Pixel Count: 32 Pixels. 27% More Signups.

30th Jul, 2012

At Agile Australia, Doug Blue from (Australia’s premier job search site) gave a great talk explaining elements of their product strategy and A/B feature testing. Doug included an example that perfectly illustrates just how much impact a few pixels can have.

Seek wanted to increase the number of people signing up for email alerts. This is not a primary task for a user looking for a job, its a second- or third-order goal. This means a balancing act between over emphasizing an action that’s not critical and having users miss a useful feature entirely.

The existing UI for the job search results page is pretty complex, providing the results themselves, refinement options for the search criteria and leaving some space for sponsored ads. I don’t have screenshots, but a sketch gives you some idea of the screen’s layout and the position of the link for email notifications:

Sketch of Seek results screen with A/B test.

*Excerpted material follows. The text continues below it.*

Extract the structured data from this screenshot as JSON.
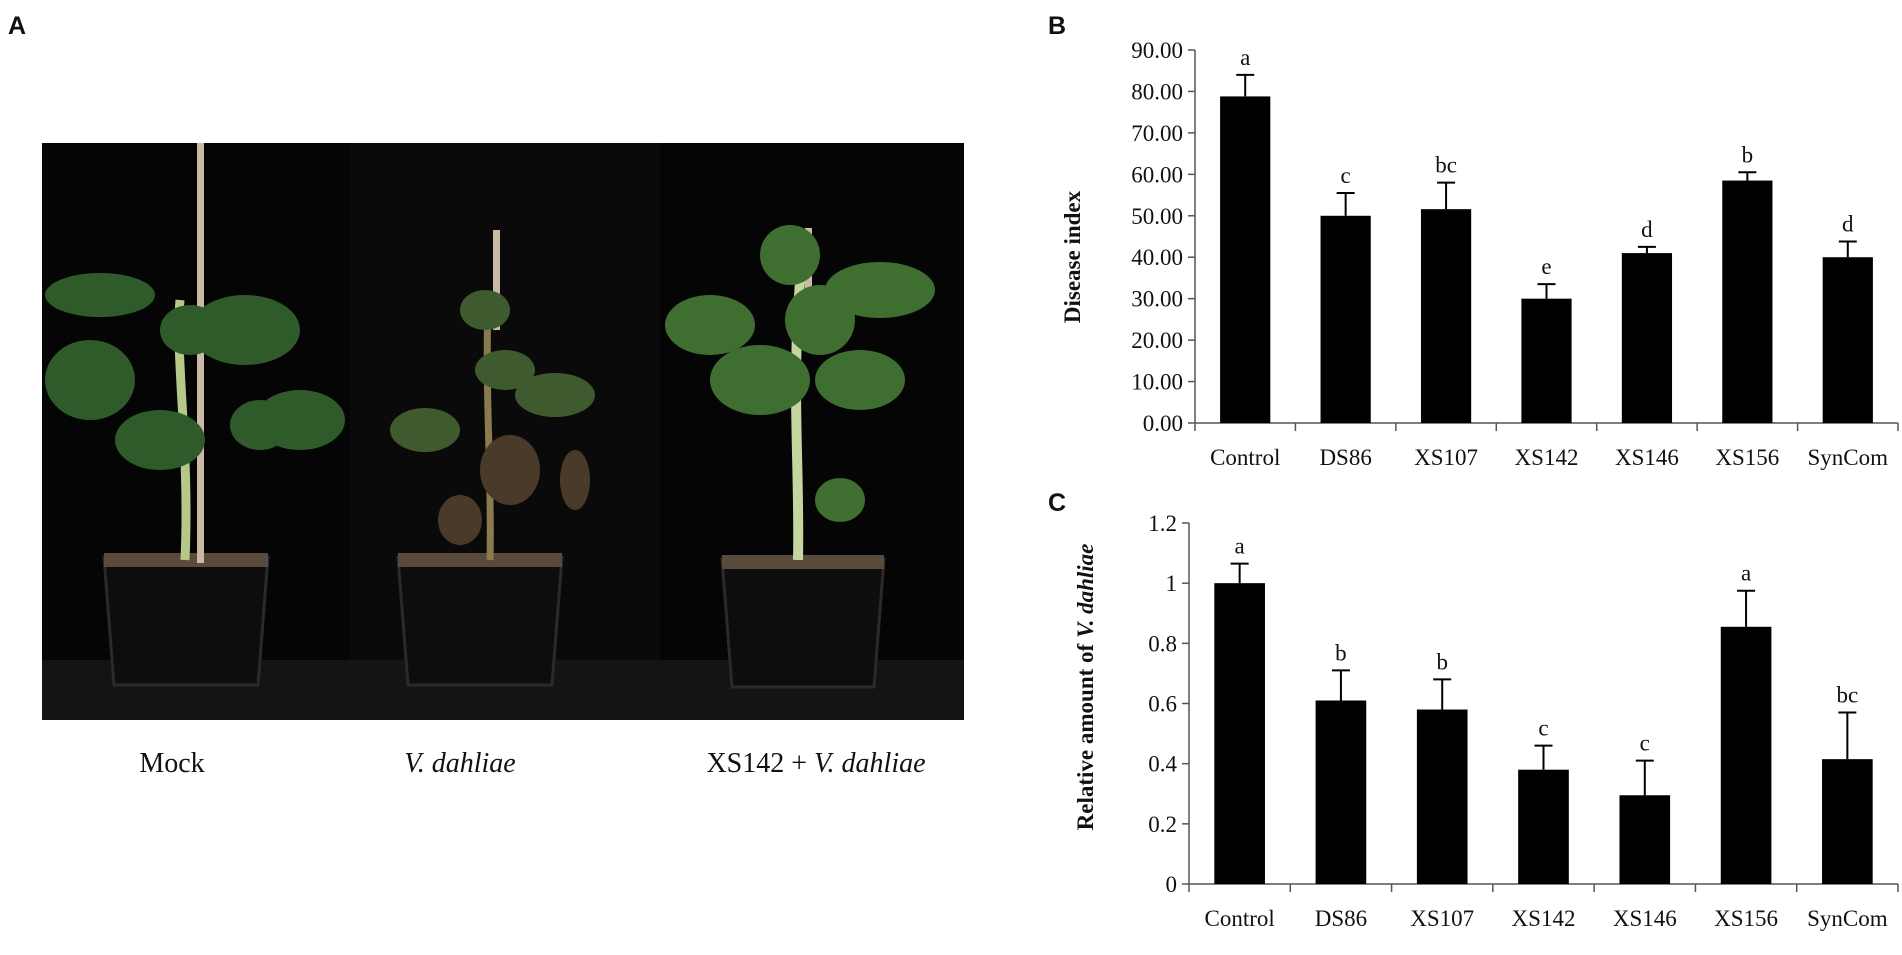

Blue/pink/white are the colours of Seek’s brand. While there’s a often risk of bad branding over powering the information hierarchy on a page, Seek keeps it under control: blue for highlighted regions, pink for key information and calls to action. Even if you’re not a fan of the colours, the consistent use throughout the site works reasonably well.

In Option ‘B’ you can see just one small change. Taking the pink “call to action” colour, they added a 2-pixel stripe across the top of the envelop icon:

Closeup sketch of email icon A/B test.

Such a small change! Just a 2 by 16 pixels region. A total of just 32 pixels. On a typical laptop with a 13 inch screen at 1440×900 resolution, 32 pixels is an almost insignificant 0.0003% of the screen!

So, what was the measured impact? A massive 27% increase in signups. That’s almost 1% per pixel. If your UI is crunched for space, maybe you should consider measuring conversion impact per pixel and see how you compare.

One of the key attributes of visual processing is our uncanny ability to easily detect tiny amounts of contrasting colour. One theory of the origin of this ability relates plants and animals evolving in tandem for mutual benefit. As vision evolved and became able to detect colour, one key use was detecting the few ripe pieces of fruit in a forest of green. Plants evolved at the same time to paint their fruit brightly to entice animals to eat, encouraging animals transport their seeds. For the animal, improved colour vision became directly linked to how efficiently they could scan the jungle for a hint of blushing colour.

It may just be a theory, but its one that goes some way to explain why we are so good at detecting small contrasts in colour:

it is to the plants’ advantage to have its fruit remain un-eaten until the seeds are ready for dispersal, so the color change in ripening fruit is a signal that the plants are sending to the animals. In turn the animal gets the greatest benefit from eating the ripened fruit, so it is to the animals’ advantage to recognize when the fruit is ripe.

While the origins of “ripe fruit detection” may be hypothetical, there are many simple experiments that show its power today in many animals. Even lizards.

Whether or not Seek knew it, their A/B test was testing visual processing that’s evolved over millions of years.